"For UNICEF, the emergency response to the tsunami, particularly in Aceh, where 170,000 people were killed and 800 kilometers of coastline devastated, remains one of the largest humanitarian operations in the organization's history," UN spokesman Stephane Dujarric said at a daily news briefing here.
"The unprecedented support and financial contributions by individual and corporate donors helped UN agencies such as UNICEF and the World Food Programme (WFP) roll out one of the most complex and wide-reaching emergency operations ever mounted," he said.
Also on Friday, UN Humanitarian Chief Valerie Amos and head of the UN Office for Disaster Risk Reduction (UNISDR), Margareta Wahlstrom, attended commemorative events in Phuket, Thailand.
At an event looking at how far the world has come in the 10 years, Amos noted that the tsunami illustrated that help is needed before, during and after a disaster hits.
Noting that the impact of long-term help in Thailand is evident today, Amos added that the government and partners have worked to rebuild communities and help them better prepare for future shocks.

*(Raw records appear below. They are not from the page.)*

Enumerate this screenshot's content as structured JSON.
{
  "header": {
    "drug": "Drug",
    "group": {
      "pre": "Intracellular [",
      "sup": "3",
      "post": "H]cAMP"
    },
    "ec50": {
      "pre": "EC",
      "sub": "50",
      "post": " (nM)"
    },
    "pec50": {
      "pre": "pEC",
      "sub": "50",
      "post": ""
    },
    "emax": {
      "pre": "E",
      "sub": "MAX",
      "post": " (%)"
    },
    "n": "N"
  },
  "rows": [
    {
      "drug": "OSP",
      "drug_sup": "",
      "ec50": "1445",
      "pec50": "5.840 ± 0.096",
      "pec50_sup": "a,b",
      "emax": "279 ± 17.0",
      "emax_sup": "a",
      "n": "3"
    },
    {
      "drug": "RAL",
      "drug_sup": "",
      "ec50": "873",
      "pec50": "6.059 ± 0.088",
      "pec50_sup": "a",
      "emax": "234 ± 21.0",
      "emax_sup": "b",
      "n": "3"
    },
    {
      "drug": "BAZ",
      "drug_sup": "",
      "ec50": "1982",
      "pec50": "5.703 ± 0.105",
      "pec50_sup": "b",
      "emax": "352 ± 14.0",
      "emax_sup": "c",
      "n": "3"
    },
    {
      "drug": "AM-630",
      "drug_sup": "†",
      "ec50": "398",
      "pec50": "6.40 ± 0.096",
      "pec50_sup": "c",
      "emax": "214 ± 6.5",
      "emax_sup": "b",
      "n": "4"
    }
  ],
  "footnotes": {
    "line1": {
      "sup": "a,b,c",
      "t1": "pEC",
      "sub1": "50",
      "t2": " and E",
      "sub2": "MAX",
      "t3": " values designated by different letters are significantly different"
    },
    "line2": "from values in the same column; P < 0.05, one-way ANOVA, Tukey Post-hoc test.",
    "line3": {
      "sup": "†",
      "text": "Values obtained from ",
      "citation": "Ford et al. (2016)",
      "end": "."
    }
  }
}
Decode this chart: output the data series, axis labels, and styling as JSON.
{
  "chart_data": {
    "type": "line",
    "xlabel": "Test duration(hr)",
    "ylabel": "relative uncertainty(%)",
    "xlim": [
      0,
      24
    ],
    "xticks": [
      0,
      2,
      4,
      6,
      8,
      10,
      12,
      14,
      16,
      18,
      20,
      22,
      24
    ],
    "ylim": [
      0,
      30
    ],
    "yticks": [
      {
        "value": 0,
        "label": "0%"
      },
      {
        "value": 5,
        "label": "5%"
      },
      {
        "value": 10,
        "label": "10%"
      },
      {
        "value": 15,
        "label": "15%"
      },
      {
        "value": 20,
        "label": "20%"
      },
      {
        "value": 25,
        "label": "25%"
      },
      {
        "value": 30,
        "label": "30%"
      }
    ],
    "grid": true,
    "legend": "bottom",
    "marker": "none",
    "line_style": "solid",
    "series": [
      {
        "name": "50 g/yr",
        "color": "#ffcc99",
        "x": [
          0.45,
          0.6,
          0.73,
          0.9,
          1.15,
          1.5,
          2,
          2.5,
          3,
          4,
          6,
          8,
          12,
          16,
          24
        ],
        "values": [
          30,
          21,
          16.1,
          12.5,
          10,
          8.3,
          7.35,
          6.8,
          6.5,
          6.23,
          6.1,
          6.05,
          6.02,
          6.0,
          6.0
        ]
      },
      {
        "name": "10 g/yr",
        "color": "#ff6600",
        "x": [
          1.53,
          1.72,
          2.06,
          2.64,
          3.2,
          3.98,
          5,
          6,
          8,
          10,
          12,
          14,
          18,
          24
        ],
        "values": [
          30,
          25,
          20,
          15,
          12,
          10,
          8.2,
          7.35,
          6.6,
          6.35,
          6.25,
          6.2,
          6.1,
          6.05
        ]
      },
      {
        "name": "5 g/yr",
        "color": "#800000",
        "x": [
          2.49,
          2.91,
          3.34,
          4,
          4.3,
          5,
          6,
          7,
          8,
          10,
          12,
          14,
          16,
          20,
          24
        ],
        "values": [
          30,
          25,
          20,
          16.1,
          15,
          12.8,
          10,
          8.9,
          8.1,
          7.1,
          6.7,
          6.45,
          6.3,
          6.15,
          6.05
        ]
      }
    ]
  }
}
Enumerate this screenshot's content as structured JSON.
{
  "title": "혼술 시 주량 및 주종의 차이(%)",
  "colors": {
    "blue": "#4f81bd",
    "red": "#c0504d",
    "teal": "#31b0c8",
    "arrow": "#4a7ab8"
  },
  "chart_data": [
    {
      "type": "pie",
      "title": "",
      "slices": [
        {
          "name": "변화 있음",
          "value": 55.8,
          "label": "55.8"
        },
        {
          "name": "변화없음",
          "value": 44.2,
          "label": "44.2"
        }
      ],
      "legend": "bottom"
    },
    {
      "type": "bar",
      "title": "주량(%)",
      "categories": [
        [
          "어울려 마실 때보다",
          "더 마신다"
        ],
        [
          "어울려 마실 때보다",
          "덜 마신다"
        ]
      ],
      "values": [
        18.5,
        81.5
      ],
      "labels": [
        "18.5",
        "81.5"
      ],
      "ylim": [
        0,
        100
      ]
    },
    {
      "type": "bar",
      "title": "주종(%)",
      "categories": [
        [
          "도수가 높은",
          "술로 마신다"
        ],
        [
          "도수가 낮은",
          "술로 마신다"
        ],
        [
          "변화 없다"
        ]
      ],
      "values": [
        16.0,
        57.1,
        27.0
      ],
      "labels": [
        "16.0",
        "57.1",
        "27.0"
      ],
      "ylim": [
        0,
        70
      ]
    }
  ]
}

Ten years since a massive tsunami swept across the Indian Ocean, which killed more than 200,000 people and devastated coastline communities from Indonesia to Somalia, the world today is much better prepared to mitigate such disasters, senior United Nations officials have declared.
"Ten years after the Indian Ocean tsunami, the world has taken significant measures to make the world a safer place against disasters," Wahlstrom said in a press release issued Friday to mark the anniversary.
"We now have more efficient early warning systems and better evacuation procedures in place," she added. "There is also greater understanding and awareness globally of the broad damage that disasters can inflict on our societies."
The world's worst recorded natural disaster hit the Asia Pacific region on Dec. 26, 2004, claiming the lives of 227,000 people in 14 countries and leaving the livelihoods of some 1.4 million survivors in tatters.
While the immediate economic loss caused by the event was estimated at 9.9 billion US dollars, the tsunami has also inflicted long-term environmental and development harm as salt water contaminated the land, wiping out agriculture and damaging forests and ecosystems.
At the same time, the widespread devastation and sheer immensity of the disaster spurred the international community into immediate action. Just three weeks after the tsunami, countries united in Hyogo, Japan, to craft the Hyogo Framework for Action -- the world's first comprehensive agreement on disaster reduction.